Food insecurity is when someone doesn't have regular access to affordable, healthy foods. There are two types of food insecurity, one is "very low," and then one is "low". And so typically when we see folks with low food insecurity, they may purchase foods that aren't as nutritious or aren't a complete food, they may have a lot of added sugars, things like that in there. And so typically, we won't see skipping meals among this population, we will see skipping meals among the very low food insecure folks. So with that said, if someone is food insecure for a long period of time, then they may be consuming foods that aren't as nutritious and support their health and growth as they should. And so that's when we'll see longer down the road, that people who are food insecure have a higher risk of some of those chronic diseases that are related to what you eat and how often you move such as obesity, cancer, heart disease, and even diabetes. And so there is definitely a relationship there with food insecurity and prevalence of chronic diseases.

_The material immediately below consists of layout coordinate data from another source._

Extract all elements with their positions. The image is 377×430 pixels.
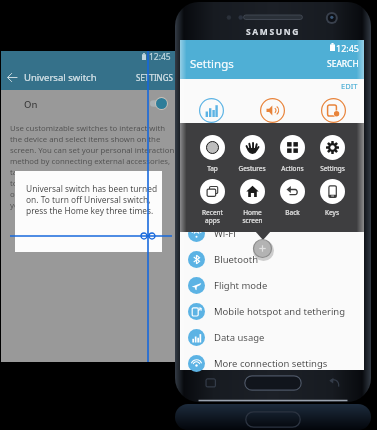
- button[interactable]: Recent apps: [205, 376, 218, 389]
- staticText: 12:45: [149, 51, 171, 63]
- staticText: Mobile hotspot and tethering: [214, 305, 346, 318]
- staticText: Bluetooth: [214, 253, 259, 266]
- staticText: on. To turn off Universal switch,: [26, 194, 151, 205]
- button[interactable]: Back: [328, 376, 341, 389]
- button[interactable]: SETTINGS: [136, 72, 177, 83]
- staticText: Settings: [190, 56, 234, 72]
- staticText: op: [10, 189, 20, 200]
- staticText: to: [10, 178, 18, 189]
- staticText: screen. You can set your personal intera…: [10, 145, 175, 156]
- button[interactable]: Bluetooth: [180, 246, 364, 272]
- staticText: Sound and vibration: [256, 124, 289, 141]
- button[interactable]: Sounds and vibration: [180, 168, 364, 194]
- staticText: Home screen: [242, 208, 263, 225]
- staticText: SEARCH: [327, 58, 359, 70]
- button[interactable]: More connection settings: [180, 350, 364, 376]
- button[interactable]: EDIT: [341, 79, 364, 91]
- button[interactable]: Gestures: [232, 135, 272, 173]
- button[interactable]: SEARCH: [327, 58, 364, 79]
- button[interactable]: Settings: [312, 135, 352, 173]
- staticText: Connections: [214, 149, 270, 162]
- staticText: ta: [10, 167, 18, 178]
- staticText: SAMSUNG: [246, 26, 300, 38]
- button[interactable]: Actions: [272, 135, 312, 173]
- staticText: More connection settings: [214, 357, 328, 370]
- button[interactable]: Recent apps: [192, 179, 232, 225]
- button[interactable]: Back: [1, 64, 24, 90]
- staticText: Keys: [325, 208, 339, 217]
- staticText: the device and select items shown on the: [10, 134, 161, 145]
- button[interactable]: Home screen: [232, 179, 272, 225]
- staticText: On: [24, 98, 38, 111]
- staticText: Sounds and vibration: [214, 175, 309, 188]
- button[interactable]: Display: [303, 94, 364, 126]
- staticText: Back: [285, 208, 300, 217]
- staticText: Use customizable switches to interact wi…: [10, 123, 166, 134]
- button[interactable]: Notifications: [180, 194, 364, 220]
- staticText: method by connecting external accessorie…: [10, 156, 171, 167]
- staticText: Wi-Fi: [214, 227, 236, 240]
- staticText: Gestures: [238, 164, 266, 173]
- button[interactable]: Data usage: [180, 94, 242, 126]
- staticText: Notifications: [214, 201, 271, 214]
- button[interactable]: Back: [272, 179, 312, 217]
- button[interactable]: Wi-Fi: [180, 220, 364, 246]
- staticText: 12:45: [336, 42, 360, 54]
- staticText: Tap: [207, 164, 218, 173]
- button[interactable]: Sound: [242, 94, 303, 126]
- button[interactable]: Keys: [312, 179, 352, 217]
- staticText: SETTINGS: [136, 72, 173, 83]
- staticText: Universal switch: [24, 71, 97, 84]
- button[interactable]: Tap: [192, 135, 232, 173]
- button[interactable]: Data usage: [180, 324, 364, 350]
- button[interactable]: Flight mode: [180, 272, 364, 298]
- staticText: EDIT: [341, 81, 358, 91]
- staticText: Settings: [320, 164, 345, 173]
- staticText: Recent apps: [202, 208, 223, 225]
- staticText: yo: [10, 200, 19, 211]
- staticText: Actions: [281, 164, 304, 173]
- staticText: Data usage: [214, 331, 265, 344]
- button[interactable]: On: [1, 90, 177, 114]
- staticText: Universal switch has been turned: [26, 183, 158, 194]
- button[interactable]: Connections: [180, 142, 364, 168]
- staticText: Flight mode: [214, 279, 268, 292]
- staticText: press the Home key three times.: [26, 205, 154, 216]
- button[interactable]: Mobile hotspot and tethering: [180, 298, 364, 324]
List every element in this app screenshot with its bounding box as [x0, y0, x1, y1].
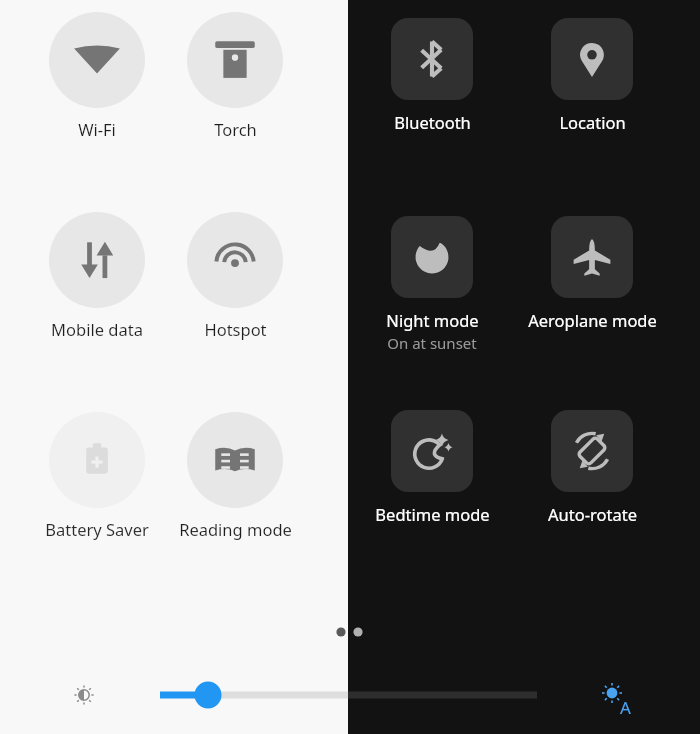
staticText: Bedtime mode — [375, 503, 490, 525]
staticText: Battery Saver — [45, 518, 149, 540]
staticText: Auto-rotate — [548, 503, 637, 525]
button[interactable]: Wi-Fi — [30, 12, 164, 140]
staticText: Mobile data — [51, 318, 143, 340]
button[interactable]: Bedtime mode — [352, 410, 512, 525]
button[interactable]: Auto-rotate — [512, 410, 672, 525]
button[interactable]: Bluetooth — [352, 18, 512, 133]
button[interactable]: Brightness slider — [150, 672, 550, 718]
button[interactable]: Mobile data — [30, 212, 164, 340]
button[interactable]: Auto brightness — [620, 696, 631, 719]
staticText: Torch — [214, 118, 257, 140]
button[interactable]: Battery Saver — [30, 412, 164, 540]
button[interactable]: Location — [512, 18, 672, 133]
staticText: On at sunset — [387, 333, 477, 353]
staticText: Reading mode — [179, 518, 292, 540]
button[interactable]: Torch — [168, 12, 302, 140]
staticText: Hotspot — [204, 318, 267, 340]
button[interactable]: Reading mode — [168, 412, 302, 540]
staticText: Wi-Fi — [78, 118, 116, 140]
button[interactable]: Night mode — [352, 216, 512, 353]
staticText: Bluetooth — [394, 111, 471, 133]
staticText: A — [620, 696, 631, 719]
button[interactable]: Aeroplane mode — [512, 216, 672, 331]
button[interactable]: Hotspot — [168, 212, 302, 340]
staticText: Night mode — [386, 309, 479, 331]
staticText: Aeroplane mode — [528, 309, 657, 331]
staticText: Location — [559, 111, 626, 133]
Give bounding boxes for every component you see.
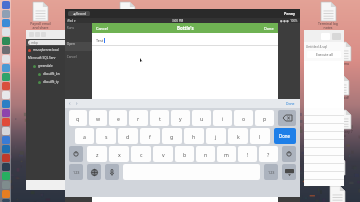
button[interactable]: u xyxy=(192,110,211,126)
staticText: e xyxy=(117,115,120,122)
staticText: s xyxy=(105,133,108,140)
button[interactable]: Dock app 15 xyxy=(2,136,10,144)
staticText: ◀ Record xyxy=(73,12,86,16)
staticText: w xyxy=(96,115,101,122)
button[interactable]: ? xyxy=(259,146,278,162)
staticText: o xyxy=(242,115,246,122)
button[interactable]: j xyxy=(206,128,226,144)
button[interactable]: Dock app 10 xyxy=(2,91,10,99)
staticText: k xyxy=(237,133,240,140)
button[interactable]: f xyxy=(140,128,160,144)
button[interactable]: o xyxy=(234,110,253,126)
button[interactable]: Numbers right xyxy=(264,164,278,180)
button[interactable]: e xyxy=(109,110,127,126)
button[interactable]: w xyxy=(89,110,107,126)
button[interactable]: Cancel xyxy=(65,55,92,64)
button[interactable]: k xyxy=(228,128,248,144)
button[interactable]: dbo.dflt_ty xyxy=(26,78,92,86)
button[interactable]: v xyxy=(153,146,173,162)
button[interactable]: Dock app 7 xyxy=(2,64,10,72)
staticText: about the cloud pdf xyxy=(40,57,56,66)
staticText: 123 xyxy=(268,170,275,175)
button[interactable]: p xyxy=(255,110,274,126)
staticText: ! xyxy=(247,151,249,158)
button[interactable]: a xyxy=(75,128,94,144)
button[interactable]: Backspace xyxy=(278,110,296,126)
button[interactable]: b xyxy=(175,146,194,162)
button[interactable]: Previous field xyxy=(69,100,71,107)
button[interactable]: Dictate xyxy=(105,164,119,180)
staticText: r xyxy=(137,115,140,122)
button[interactable]: Dock app 3 xyxy=(2,28,10,36)
button[interactable]: Hide keyboard xyxy=(282,164,296,180)
button[interactable]: h xyxy=(184,128,204,144)
button[interactable]: Dock app 5 xyxy=(2,46,10,54)
button[interactable]: Test xyxy=(92,36,278,45)
button[interactable]: q xyxy=(69,110,87,126)
button[interactable]: Dock app 22 xyxy=(2,199,10,202)
button[interactable]: Dock app 8 xyxy=(2,73,10,81)
button[interactable]: Dock app 6 xyxy=(2,55,10,63)
button[interactable]: Dock app 4 xyxy=(2,37,10,45)
button[interactable]: Dock app 0 xyxy=(2,1,10,9)
button[interactable]: g xyxy=(162,128,182,144)
button[interactable]: Numbers xyxy=(69,164,83,180)
button[interactable]: Emoji xyxy=(87,164,101,180)
button[interactable]: Dock app 19 xyxy=(2,172,10,180)
button[interactable]: ! xyxy=(238,146,257,162)
button[interactable]: ms-sqlserver.local xyxy=(26,46,92,54)
button[interactable]: Next field xyxy=(76,100,78,107)
button[interactable]: Shift right xyxy=(282,146,296,162)
staticText: b xyxy=(183,151,187,158)
button[interactable]: l xyxy=(250,128,270,144)
button[interactable]: i xyxy=(213,110,232,126)
button[interactable]: d xyxy=(118,128,138,144)
button[interactable]: Dock app 14 xyxy=(2,127,10,135)
button[interactable]: Dock app 12 xyxy=(2,109,10,117)
button[interactable]: Execute all xyxy=(307,51,341,58)
button[interactable]: n xyxy=(196,146,215,162)
button[interactable]: Dock app 16 xyxy=(2,145,10,153)
button[interactable]: Dock app 17 xyxy=(2,154,10,162)
button[interactable]: Open xyxy=(65,42,92,51)
staticText: Chat xyxy=(124,21,132,26)
button[interactable]: Done xyxy=(264,26,274,31)
button[interactable]: Dock app 2 xyxy=(2,19,10,27)
button[interactable]: Cancel xyxy=(96,26,108,31)
button[interactable]: Dock app 13 xyxy=(2,118,10,126)
button[interactable]: Shift xyxy=(69,146,83,162)
button[interactable]: greendale xyxy=(26,62,92,70)
button[interactable]: x xyxy=(109,146,129,162)
staticText: greendale xyxy=(38,64,53,68)
button[interactable]: ◀ Record xyxy=(68,11,90,16)
button[interactable]: dbo.dflt_bn xyxy=(26,70,92,78)
button[interactable]: Dock app 18 xyxy=(2,163,10,171)
button[interactable]: Dock app 11 xyxy=(2,100,10,108)
button[interactable]: y xyxy=(171,110,190,126)
button[interactable]: z xyxy=(87,146,107,162)
staticText: l xyxy=(259,133,261,140)
staticText: Penny xyxy=(284,11,296,16)
button[interactable]: r xyxy=(129,110,148,126)
button[interactable]: Dock app 1 xyxy=(2,10,10,18)
button[interactable]: Done xyxy=(286,101,295,106)
button[interactable]: m xyxy=(217,146,236,162)
button[interactable]: s xyxy=(96,128,116,144)
button[interactable]: Dock app 21 xyxy=(2,190,10,198)
staticText: f xyxy=(149,133,151,140)
button[interactable]: c xyxy=(131,146,151,162)
button[interactable]: Done xyxy=(274,128,296,144)
button[interactable]: ⌕ mbp xyxy=(28,40,90,45)
button[interactable]: Microsoft SQL Serv xyxy=(26,54,92,62)
staticText: z xyxy=(96,151,99,158)
button[interactable]: t xyxy=(150,110,169,126)
button[interactable]: Dock app 9 xyxy=(2,82,10,90)
staticText: Microsoft SQL Serv xyxy=(28,56,56,60)
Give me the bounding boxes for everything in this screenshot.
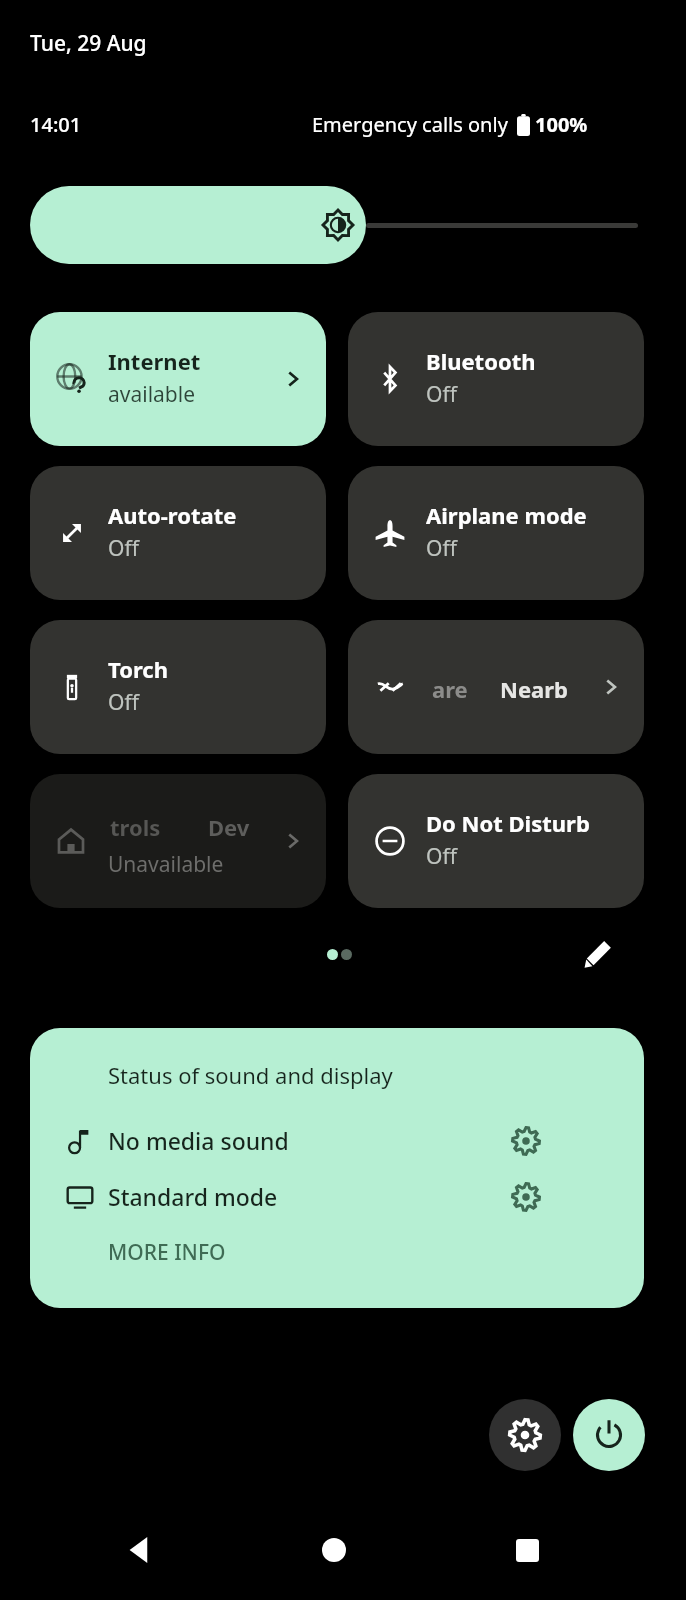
- staticText: Status of sound and display: [108, 1060, 393, 1090]
- staticText: Unavailable: [108, 850, 224, 879]
- button[interactable]: Torch: [30, 620, 326, 754]
- staticText: Standard mode: [108, 1181, 278, 1212]
- button[interactable]: Airplane mode: [348, 466, 644, 600]
- button[interactable]: [30, 186, 656, 264]
- staticText: Airplane mode: [426, 500, 587, 530]
- staticText: Tue, 29 Aug: [30, 29, 147, 58]
- button[interactable]: Do Not Disturb: [348, 774, 644, 908]
- staticText: Off: [426, 380, 457, 409]
- button[interactable]: Power: [573, 1399, 645, 1471]
- staticText: Auto-rotate: [108, 500, 237, 530]
- staticText: Bluetooth: [426, 346, 536, 376]
- button[interactable]: Settings: [489, 1399, 561, 1471]
- button[interactable]: Bluetooth: [348, 312, 644, 446]
- staticText: 100%: [535, 111, 588, 138]
- staticText: Off: [426, 842, 457, 871]
- staticText: No media sound: [108, 1125, 289, 1156]
- button[interactable]: Home: [284, 1500, 384, 1600]
- button[interactable]: Status of sound and display: [30, 1028, 644, 1308]
- button[interactable]: are: [348, 620, 644, 754]
- staticText: trols: [110, 812, 161, 842]
- staticText: available: [108, 380, 196, 409]
- staticText: Internet: [108, 346, 201, 376]
- staticText: Emergency calls only: [312, 111, 508, 138]
- button[interactable]: Media sound settings: [498, 1113, 554, 1169]
- button[interactable]: [322, 944, 342, 964]
- button[interactable]: MORE INFO: [94, 1226, 274, 1278]
- button[interactable]: Internet: [30, 312, 326, 446]
- button[interactable]: trols: [30, 774, 326, 908]
- staticText: Off: [108, 534, 139, 563]
- staticText: Off: [426, 534, 457, 563]
- staticText: MORE INFO: [108, 1238, 226, 1267]
- staticText: Dev: [208, 812, 250, 842]
- button[interactable]: Auto-rotate: [30, 466, 326, 600]
- button[interactable]: Edit quick settings: [574, 930, 622, 978]
- staticText: Off: [108, 688, 139, 717]
- staticText: Nearb: [500, 674, 568, 704]
- button[interactable]: Display settings: [498, 1169, 554, 1225]
- staticText: are: [432, 674, 468, 704]
- staticText: Do Not Disturb: [426, 808, 590, 838]
- staticText: Torch: [108, 654, 168, 684]
- staticText: 14:01: [30, 111, 82, 138]
- button[interactable]: Recent apps: [477, 1500, 577, 1600]
- button[interactable]: Back: [90, 1500, 190, 1600]
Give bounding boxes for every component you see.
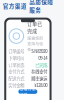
staticText: ¥128.00	[34, 82, 47, 88]
button[interactable]: 查看订单详情	[18, 89, 37, 94]
staticText: 品质保障服务	[29, 0, 53, 14]
staticText: 09-14	[38, 55, 47, 61]
button[interactable]: 下单时间	[8, 54, 47, 61]
button[interactable]: 实付金额	[8, 82, 47, 88]
staticText: 下单时间	[8, 55, 24, 61]
staticText: 在线支付	[31, 68, 47, 75]
staticText: 感谢您的支持与信任	[27, 35, 43, 52]
staticText: 订单状态	[8, 62, 24, 68]
staticText: 配送方式	[8, 75, 24, 81]
staticText: 订单已完成	[27, 20, 42, 34]
button[interactable]: 订单编号	[8, 48, 47, 54]
staticText: 查看订单详情	[20, 86, 36, 97]
staticText: 已完成	[35, 62, 47, 68]
button[interactable]: 订单状态	[8, 61, 47, 68]
staticText: SN83920	[31, 48, 47, 54]
staticText: 顺丰速运	[31, 75, 47, 81]
button[interactable]: 配送方式	[8, 75, 47, 82]
button[interactable]: 支付方式	[8, 68, 47, 75]
staticText: 官方渠道	[3, 2, 27, 10]
staticText: 支付方式	[8, 68, 24, 75]
staticText: 实付金额	[8, 82, 24, 88]
staticText: 订单编号	[8, 48, 24, 54]
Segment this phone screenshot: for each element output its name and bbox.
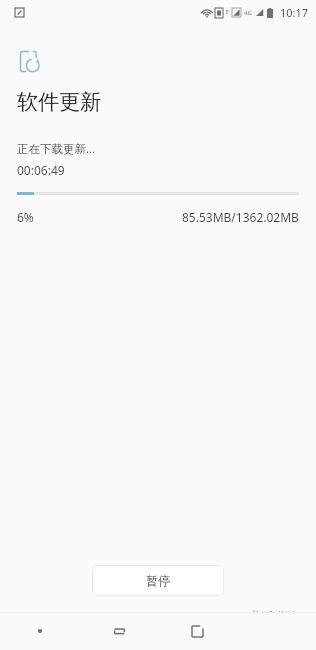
button[interactable]: Home bbox=[79, 612, 158, 650]
staticText: 软件更新 bbox=[17, 89, 101, 115]
button[interactable]: Back bbox=[158, 612, 237, 650]
staticText: 00:06:49 bbox=[17, 162, 65, 178]
button[interactable]: 暂停 bbox=[92, 565, 224, 596]
button[interactable]: Recents bbox=[0, 612, 79, 650]
staticText: 暂停 bbox=[146, 573, 170, 588]
staticText: 盖乐世社区 bbox=[250, 609, 310, 624]
staticText: 10:17 bbox=[280, 5, 309, 20]
staticText: 6% bbox=[17, 209, 34, 225]
staticText: E bbox=[226, 9, 229, 16]
staticText: 4G bbox=[244, 9, 252, 17]
staticText: 85.53MB/1362.02MB bbox=[182, 209, 299, 225]
staticText: 正在下载更新... bbox=[17, 141, 96, 157]
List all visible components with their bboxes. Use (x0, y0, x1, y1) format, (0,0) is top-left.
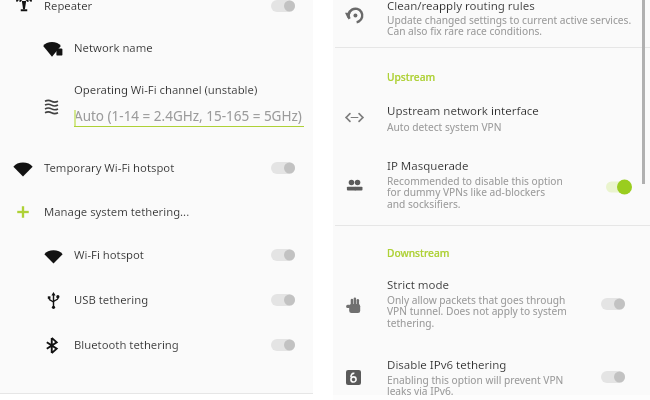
button[interactable]: Toggle (601, 370, 625, 384)
staticText: Update changed settings to current activ… (387, 13, 632, 38)
staticText: Clean/reapply routing rules (387, 0, 535, 14)
staticText: Operating Wi-Fi channel (unstable) (74, 82, 258, 97)
staticText: Auto detect system VPN (387, 120, 502, 134)
staticText: Upstream (387, 70, 436, 84)
button[interactable]: Temporary Wi-Fi hotspot (44, 160, 175, 175)
staticText: Bluetooth tethering (74, 337, 179, 352)
button[interactable]: Auto (1-14 = 2.4GHz, 15-165 = 5GHz) (74, 107, 302, 125)
button[interactable]: Strict mode (387, 277, 450, 293)
staticText: IP Masquerade (387, 158, 469, 174)
staticText: Repeater (44, 0, 93, 13)
button[interactable]: Toggle (601, 297, 625, 311)
button[interactable]: Clean/reapply routing rules (387, 0, 535, 14)
button[interactable]: Toggle (271, 248, 295, 262)
staticText: Network name (74, 40, 153, 55)
staticText: Wi-Fi hotspot (74, 247, 144, 262)
staticText: Downstream (387, 246, 450, 260)
button[interactable]: Disable IPv6 tethering (387, 357, 507, 373)
staticText: Upstream network interface (387, 103, 539, 119)
button[interactable]: Toggle (271, 0, 295, 13)
button[interactable]: Toggle (271, 293, 295, 307)
staticText: Disable IPv6 tethering (387, 357, 507, 373)
button[interactable]: USB tethering (74, 292, 149, 307)
staticText: Only allow packets that goes through VPN… (387, 293, 567, 330)
button[interactable]: IP Masquerade (387, 158, 469, 174)
staticText: Strict mode (387, 277, 450, 293)
button[interactable]: Wi-Fi hotspot (74, 247, 144, 262)
staticText: Enabling this option will prevent VPN le… (387, 373, 564, 398)
button[interactable]: Repeater (44, 0, 93, 13)
staticText: Auto (1-14 = 2.4GHz, 15-165 = 5GHz) (74, 107, 302, 125)
button[interactable]: Bluetooth tethering (74, 337, 179, 352)
staticText: Recommended to disable this option for d… (387, 174, 563, 211)
button[interactable]: Toggle (271, 161, 295, 175)
button[interactable]: Toggle (606, 179, 632, 195)
staticText: Manage system tethering... (44, 204, 190, 219)
staticText: USB tethering (74, 292, 149, 307)
button[interactable]: Toggle (271, 338, 295, 352)
button[interactable]: Network name (74, 40, 153, 55)
button[interactable]: Operating Wi-Fi channel (unstable) (74, 82, 258, 97)
button[interactable]: Upstream network interface (387, 103, 539, 119)
staticText: Temporary Wi-Fi hotspot (44, 160, 175, 175)
button[interactable]: Manage system tethering... (44, 204, 190, 219)
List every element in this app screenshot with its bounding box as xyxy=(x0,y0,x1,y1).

Within Louisiana specifically and generalizing nationwide, how do health disparities impact rural patients differently compared with their urban counterparts?

In rural communities, we typically see that they experience health disparities much more than their urban counterparts and that is for a variety of reasons. We see, in most cases, lower educational attainment, not as many job opportunities, and where there are job opportunities, then you have to travel several hours—so you're sedentary for a while. But if you don't have a car you never have access to those employment opportunities. We have the lower educational attainment, high poverty levels, again, with this work, many people if they don't have a car, then they may be on food stamps or [the Special Supplemental Nutrition Program for Women, Infants, and Children (WIC)] or have to have government assistance and that can also factor into the health disparities we see in rural areas.

The other thing that we see is lack of access to health care. There is a rural shortage of health care providers, but there's even more of a shortage of specialists in rural areas for some of these chronic diseases that do take a specialist [to treat]. There's a whole cluster of factors that help us see the health disparities in rural populations.